Per-API-key, per-minute. Limits are set by tier:

| Tier                     | Requests per minute                                        |
| ------------------------ | ---------------------------------------------------------- |
| Free (default on signup) | 10                                                         |
| Paid                     | 100                                                        |
| Custom                   | [Contact FlexAI](mailto:support@flex.ai) for higher limits |

The tier is stored on the key. If you need more than the free tier, request an upgrade from the dashboard or email [support@flex.ai](mailto:support@flex.ai).

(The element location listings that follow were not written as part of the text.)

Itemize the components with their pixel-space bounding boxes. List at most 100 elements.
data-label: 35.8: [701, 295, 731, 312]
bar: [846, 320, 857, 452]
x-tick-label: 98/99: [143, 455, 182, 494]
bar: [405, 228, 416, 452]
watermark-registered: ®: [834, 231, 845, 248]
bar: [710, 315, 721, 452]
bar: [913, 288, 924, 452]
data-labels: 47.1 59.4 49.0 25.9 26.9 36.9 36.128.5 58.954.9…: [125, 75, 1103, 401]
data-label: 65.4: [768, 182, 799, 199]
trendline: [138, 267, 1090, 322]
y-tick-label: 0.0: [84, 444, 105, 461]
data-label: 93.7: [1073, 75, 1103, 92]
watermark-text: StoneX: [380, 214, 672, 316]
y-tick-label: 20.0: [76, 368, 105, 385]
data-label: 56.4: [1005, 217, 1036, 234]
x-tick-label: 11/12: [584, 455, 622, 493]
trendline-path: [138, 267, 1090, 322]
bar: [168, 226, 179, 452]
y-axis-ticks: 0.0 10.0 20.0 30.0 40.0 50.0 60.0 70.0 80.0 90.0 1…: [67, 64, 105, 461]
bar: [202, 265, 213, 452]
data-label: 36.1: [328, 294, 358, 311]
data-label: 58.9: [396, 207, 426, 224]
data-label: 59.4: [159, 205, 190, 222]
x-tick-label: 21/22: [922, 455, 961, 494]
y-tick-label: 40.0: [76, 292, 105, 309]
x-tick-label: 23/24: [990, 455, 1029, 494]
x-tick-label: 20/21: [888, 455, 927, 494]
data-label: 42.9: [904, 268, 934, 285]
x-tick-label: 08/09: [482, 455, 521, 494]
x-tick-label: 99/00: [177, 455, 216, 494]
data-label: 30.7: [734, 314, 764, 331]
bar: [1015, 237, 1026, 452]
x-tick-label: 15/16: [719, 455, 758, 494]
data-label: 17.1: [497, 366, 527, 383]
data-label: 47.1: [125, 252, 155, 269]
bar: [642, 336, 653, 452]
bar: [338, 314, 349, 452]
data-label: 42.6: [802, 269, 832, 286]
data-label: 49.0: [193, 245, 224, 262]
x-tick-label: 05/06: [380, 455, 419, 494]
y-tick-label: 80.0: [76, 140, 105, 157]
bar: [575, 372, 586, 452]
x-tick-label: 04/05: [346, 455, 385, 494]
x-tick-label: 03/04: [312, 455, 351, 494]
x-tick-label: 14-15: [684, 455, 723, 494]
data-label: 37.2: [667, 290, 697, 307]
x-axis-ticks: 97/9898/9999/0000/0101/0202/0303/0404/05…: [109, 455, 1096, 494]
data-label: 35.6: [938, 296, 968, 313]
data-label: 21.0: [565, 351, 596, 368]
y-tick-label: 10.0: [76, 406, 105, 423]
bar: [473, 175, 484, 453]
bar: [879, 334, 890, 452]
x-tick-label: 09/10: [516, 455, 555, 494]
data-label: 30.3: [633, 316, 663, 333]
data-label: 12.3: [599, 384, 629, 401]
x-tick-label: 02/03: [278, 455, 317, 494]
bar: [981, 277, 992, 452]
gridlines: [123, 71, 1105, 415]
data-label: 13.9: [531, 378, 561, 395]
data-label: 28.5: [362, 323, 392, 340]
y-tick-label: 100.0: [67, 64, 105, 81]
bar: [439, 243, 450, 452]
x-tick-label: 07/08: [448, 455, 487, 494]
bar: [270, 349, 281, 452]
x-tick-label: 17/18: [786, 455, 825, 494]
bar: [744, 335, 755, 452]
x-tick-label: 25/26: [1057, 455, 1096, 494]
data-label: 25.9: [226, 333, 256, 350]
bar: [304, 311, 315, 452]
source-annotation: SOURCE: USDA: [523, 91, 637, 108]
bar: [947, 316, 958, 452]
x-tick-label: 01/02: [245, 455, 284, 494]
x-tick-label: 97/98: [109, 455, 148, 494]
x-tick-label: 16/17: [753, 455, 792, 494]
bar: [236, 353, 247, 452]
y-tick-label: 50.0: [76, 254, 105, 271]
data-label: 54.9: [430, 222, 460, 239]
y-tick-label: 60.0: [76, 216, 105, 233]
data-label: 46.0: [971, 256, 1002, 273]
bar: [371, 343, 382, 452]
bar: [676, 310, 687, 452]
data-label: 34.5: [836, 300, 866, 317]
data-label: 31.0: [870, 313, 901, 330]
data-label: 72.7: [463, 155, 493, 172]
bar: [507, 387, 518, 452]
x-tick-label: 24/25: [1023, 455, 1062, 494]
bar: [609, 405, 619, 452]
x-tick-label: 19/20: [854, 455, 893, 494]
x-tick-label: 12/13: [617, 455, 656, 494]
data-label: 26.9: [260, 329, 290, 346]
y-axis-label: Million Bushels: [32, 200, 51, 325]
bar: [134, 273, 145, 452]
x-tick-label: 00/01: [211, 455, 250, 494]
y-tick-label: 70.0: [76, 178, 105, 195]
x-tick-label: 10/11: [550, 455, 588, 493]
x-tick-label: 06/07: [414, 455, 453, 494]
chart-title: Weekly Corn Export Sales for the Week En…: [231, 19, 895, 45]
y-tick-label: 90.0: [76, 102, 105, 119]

Every response from the API carries rate-limit headers:

| Header                           | Meaning                                |
| -------------------------------- | -------------------------------------- |
| `x-ratelimit-limit-requests`     | RPM ceiling for this key.              |
| `x-ratelimit-remaining-requests` | Requests left in the current window.   |
| `x-ratelimit-reset-requests`     | Unix timestamp when the window resets. |

When you exceed the limit you get `429 Too Many Requests` with a `Retry-After` header (seconds to wait). Don't retry in a tight loop — back off until the header's deadline.

## When credit runs out

Our API returns `402 Payment Required` with this body:

```json theme={null}
{
  "error": {
    "message": "Insufficient credit. Add funds at https://tokens.flex.ai/dashboard/billing to continue.",
    "type": "insufficient_quota",
    "code": "402"
  }
}
```

Once you add credit, subsequent requests succeed immediately — no key regeneration needed.

## Adding a card

From [dashboard/billing](https://tokens.flex.ai/dashboard/billing):

1. Click **Add payment method**.
2. Enter card details (processed by Stripe; we never see the number).
3. Top up by any amount ≥ \$5. The balance is added to your account immediately.

There's no auto-recharge at launch — you'll get an email when your balance drops below $5 and again when it hits $0.